An evolutionarily conserved metallophosphodiesterase is a determinant of lifespan in Drosophila

Abstract

AbstractEvolutionarily conserved genes usually have a critical role to play during organismal aging and longevity. Here, we show that a previously uncharacterized Class III metallophosphoesterase in Drosophila, an ortholog of the MPPED1 and MPPED2 proteins in mammals, is necessary for optimal lifespan. dMPPED is the product of the gene CG16717 and hydrolyzed a variety of phosphodiester substrates in a metal-dependent manner. dMPPED was expressed widely during development and in the adult fly. Deletion of the gene in flies dramatically reduced lifespan, without affecting development or fecundity.
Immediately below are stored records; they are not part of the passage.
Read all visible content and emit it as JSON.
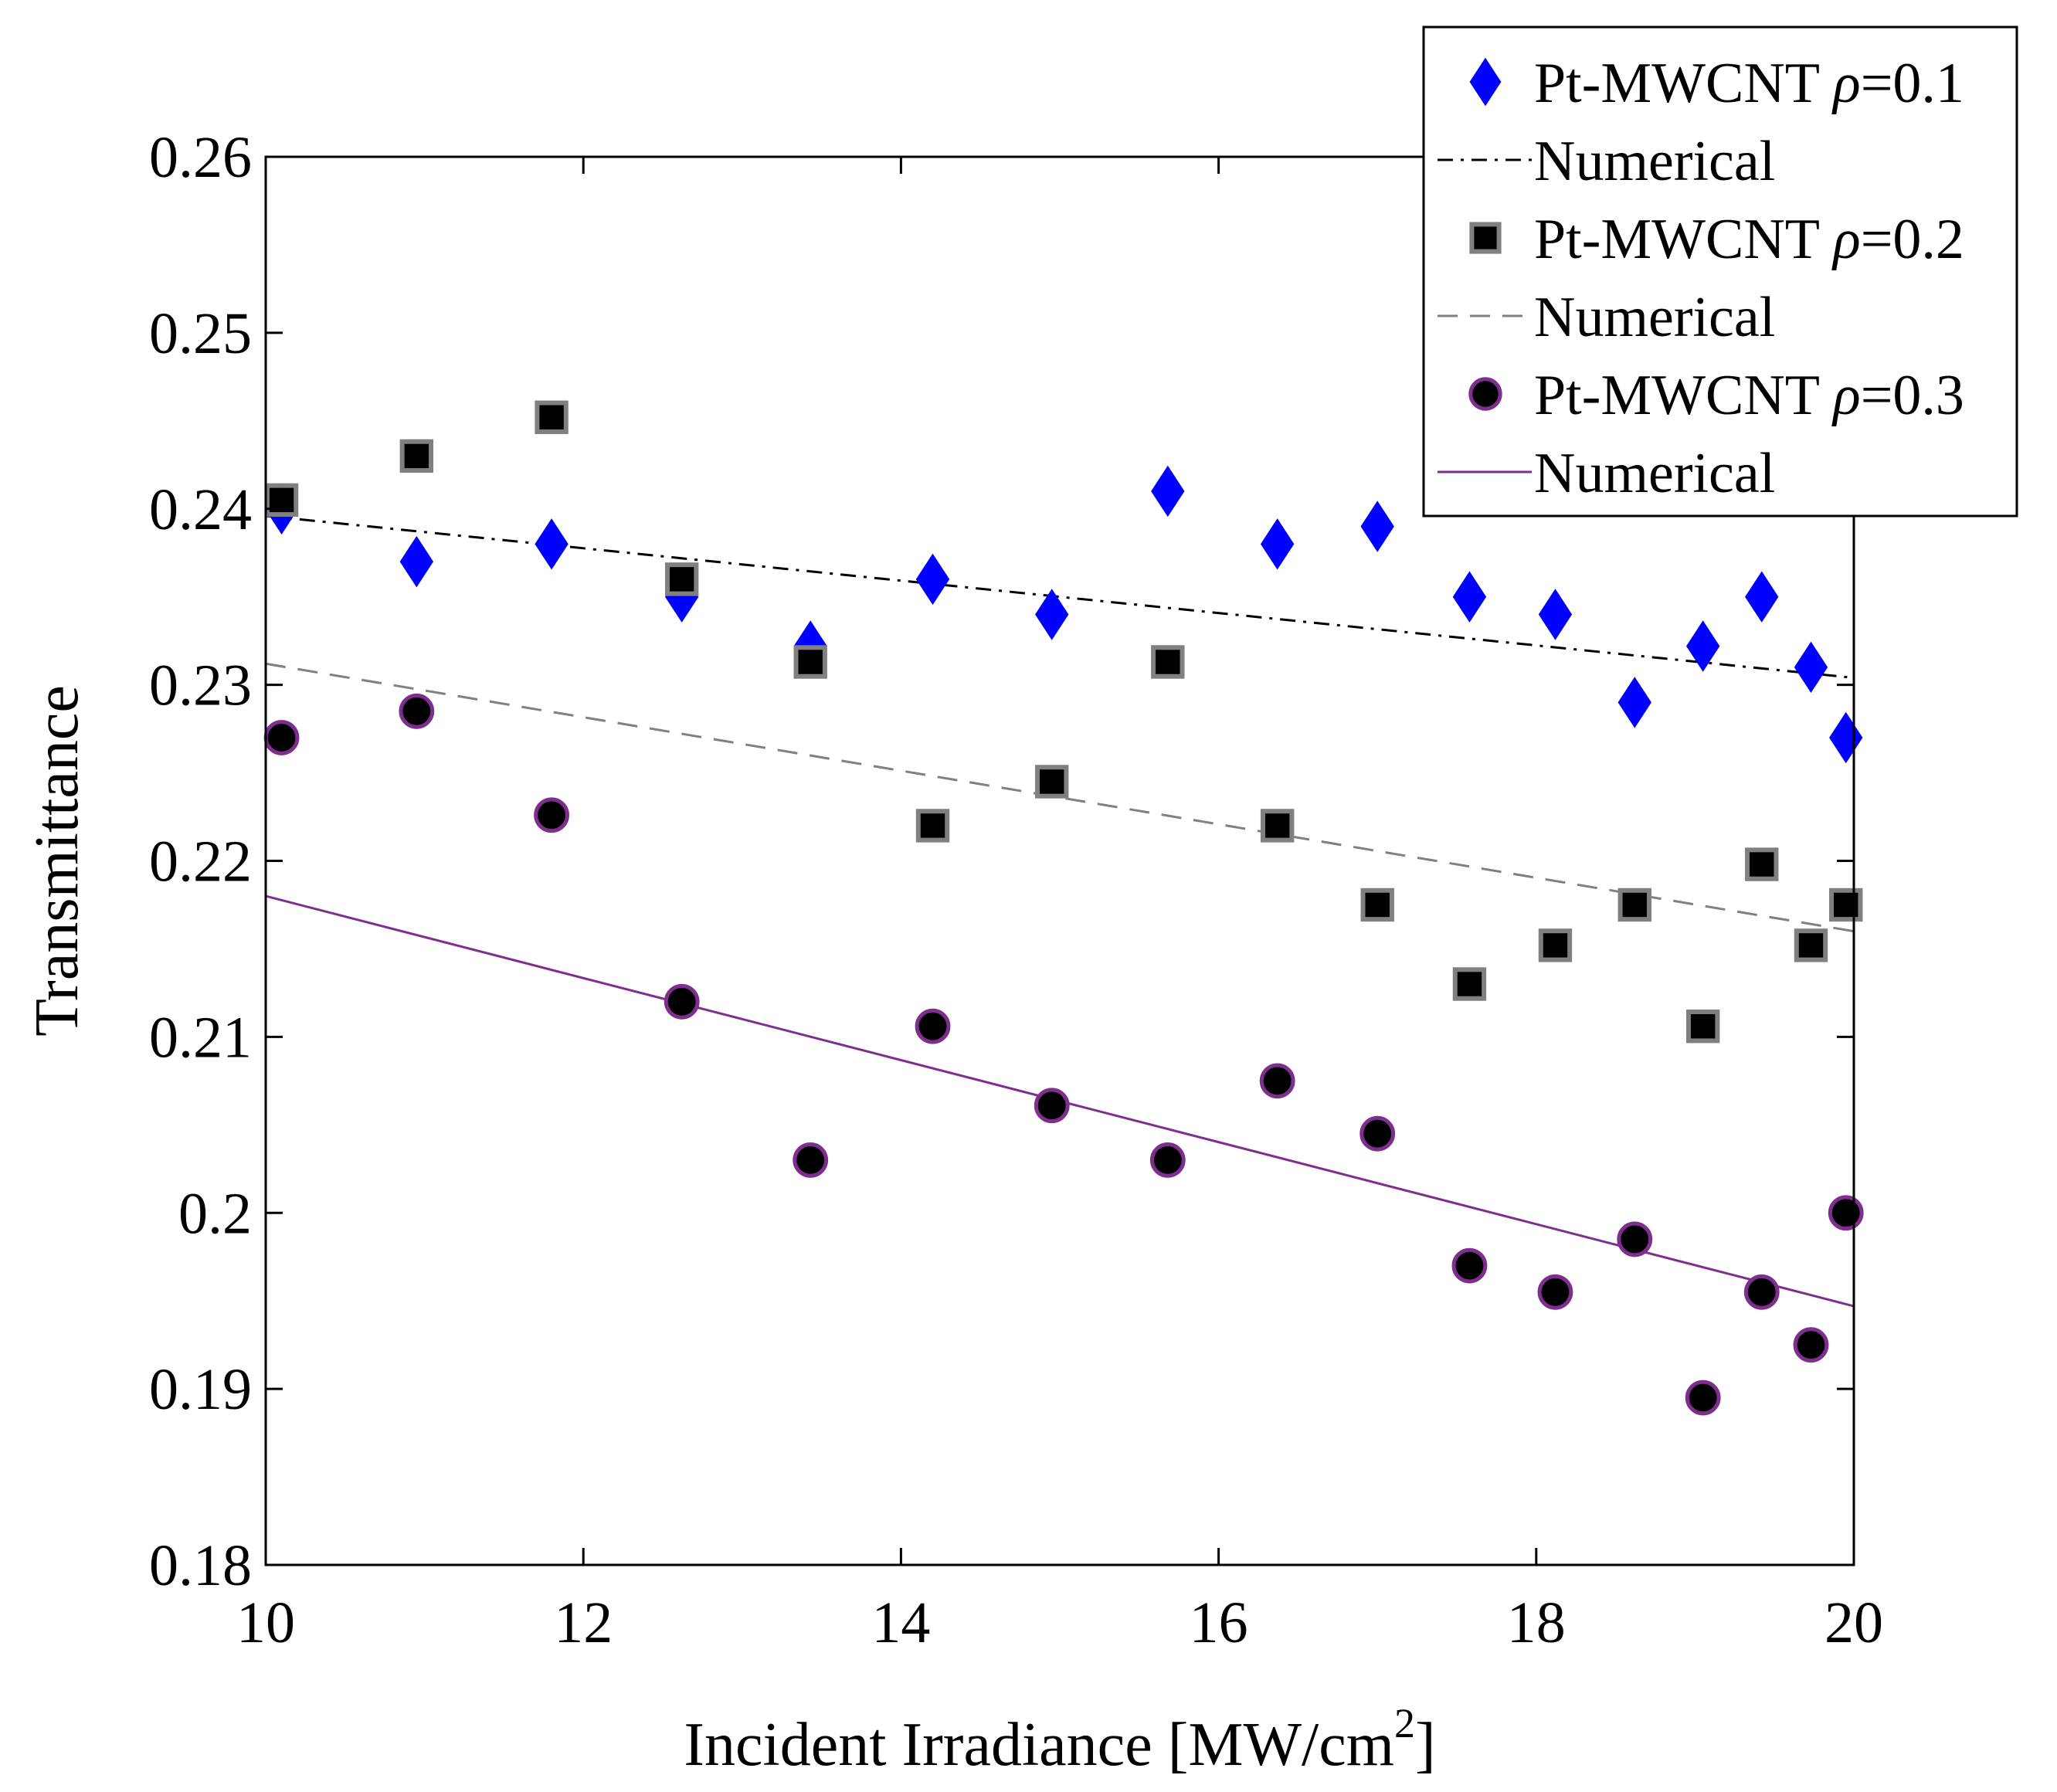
{
  "chart_data": {
    "type": "scatter",
    "title": "",
    "xlabel": "Incident Irradiance [MW/cm",
    "xlabel_superscript": "2",
    "xlabel_close": "]",
    "ylabel": "Transmittance",
    "xlim": [
      10,
      20
    ],
    "ylim": [
      0.18,
      0.26
    ],
    "x_ticks": [
      10,
      12,
      14,
      16,
      18,
      20
    ],
    "x_tick_labels": [
      "10",
      "12",
      "14",
      "16",
      "18",
      "20"
    ],
    "y_ticks": [
      0.18,
      0.19,
      0.2,
      0.21,
      0.22,
      0.23,
      0.24,
      0.25,
      0.26
    ],
    "y_tick_labels": [
      "0.18",
      "0.19",
      "0.2",
      "0.21",
      "0.22",
      "0.23",
      "0.24",
      "0.25",
      "0.26"
    ],
    "grid": false,
    "legend_position": "top-right",
    "series": [
      {
        "name": "Pt-MWCNT ρ=0.1",
        "legend_name": "Pt-MWCNT ",
        "legend_symbol": "ρ",
        "legend_value": "=0.1",
        "kind": "scatter",
        "marker": "diamond",
        "color": "#0000ff",
        "x": [
          10.1,
          10.95,
          11.8,
          12.62,
          13.43,
          14.2,
          14.95,
          15.68,
          16.37,
          17.0,
          17.58,
          18.12,
          18.62,
          19.05,
          19.42,
          19.73,
          19.95
        ],
        "y": [
          0.24,
          0.237,
          0.238,
          0.235,
          0.2322,
          0.236,
          0.234,
          0.241,
          0.238,
          0.239,
          0.235,
          0.234,
          0.229,
          0.2322,
          0.235,
          0.231,
          0.227
        ]
      },
      {
        "name": "Numerical (ρ=0.1)",
        "legend_name": "Numerical",
        "kind": "line",
        "dash": "dashdot",
        "color": "#000000",
        "x": [
          10,
          20
        ],
        "y": [
          0.2396,
          0.2304
        ]
      },
      {
        "name": "Pt-MWCNT ρ=0.2",
        "legend_name": "Pt-MWCNT ",
        "legend_symbol": "ρ",
        "legend_value": "=0.2",
        "kind": "scatter",
        "marker": "square",
        "color": "#000000",
        "edge_color": "#808080",
        "x": [
          10.1,
          10.95,
          11.8,
          12.62,
          13.43,
          14.2,
          14.95,
          15.68,
          16.37,
          17.0,
          17.58,
          18.12,
          18.62,
          19.05,
          19.42,
          19.73,
          19.95
        ],
        "y": [
          0.2405,
          0.243,
          0.2452,
          0.236,
          0.2313,
          0.222,
          0.2245,
          0.2313,
          0.222,
          0.2175,
          0.213,
          0.2152,
          0.2175,
          0.2106,
          0.2198,
          0.2152,
          0.2175
        ]
      },
      {
        "name": "Numerical (ρ=0.2)",
        "legend_name": "Numerical",
        "kind": "line",
        "dash": "dashed",
        "color": "#808080",
        "x": [
          10,
          20
        ],
        "y": [
          0.2312,
          0.216
        ]
      },
      {
        "name": "Pt-MWCNT ρ=0.3",
        "legend_name": "Pt-MWCNT ",
        "legend_symbol": "ρ",
        "legend_value": "=0.3",
        "kind": "scatter",
        "marker": "circle",
        "color": "#000000",
        "edge_color": "#7e2f8e",
        "x": [
          10.1,
          10.95,
          11.8,
          12.62,
          13.43,
          14.2,
          14.95,
          15.68,
          16.37,
          17.0,
          17.58,
          18.12,
          18.62,
          19.05,
          19.42,
          19.73,
          19.95
        ],
        "y": [
          0.227,
          0.2285,
          0.2226,
          0.212,
          0.203,
          0.2106,
          0.2061,
          0.203,
          0.2075,
          0.2045,
          0.197,
          0.1955,
          0.1985,
          0.1895,
          0.1955,
          0.1925,
          0.2
        ]
      },
      {
        "name": "Numerical (ρ=0.3)",
        "legend_name": "Numerical",
        "kind": "line",
        "dash": "solid",
        "color": "#7e2f8e",
        "x": [
          10,
          20
        ],
        "y": [
          0.218,
          0.1947
        ]
      }
    ]
  }
}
Longevity was restored on ubiquitous expression of the protein, and neuronal expression of both wild type and the catalytically inactive form of dMPPED was also able to restore normal lifespan. Overexpression of the protein, both ubiquitously and neuronally in wild type flies extended lifespan by ~ 20%. RNA-seq analysis of dMPPEDKO flies revealed mis-regulation of innate immune pathways, a number of transcription factors and genes earlier reported to affect aging and lifespan. Importantly, neuronal expression of mammalian MPPED2 was able to rescue lifespan in dMPPEDKO flies, but not extend lifespan in wild type flies. This reports the first description of the biological role of an evolutionarily conserved metallophosphoesterase that may serve as a scaffolding protein in diverse signaling pathways to modulate longevity in the fly.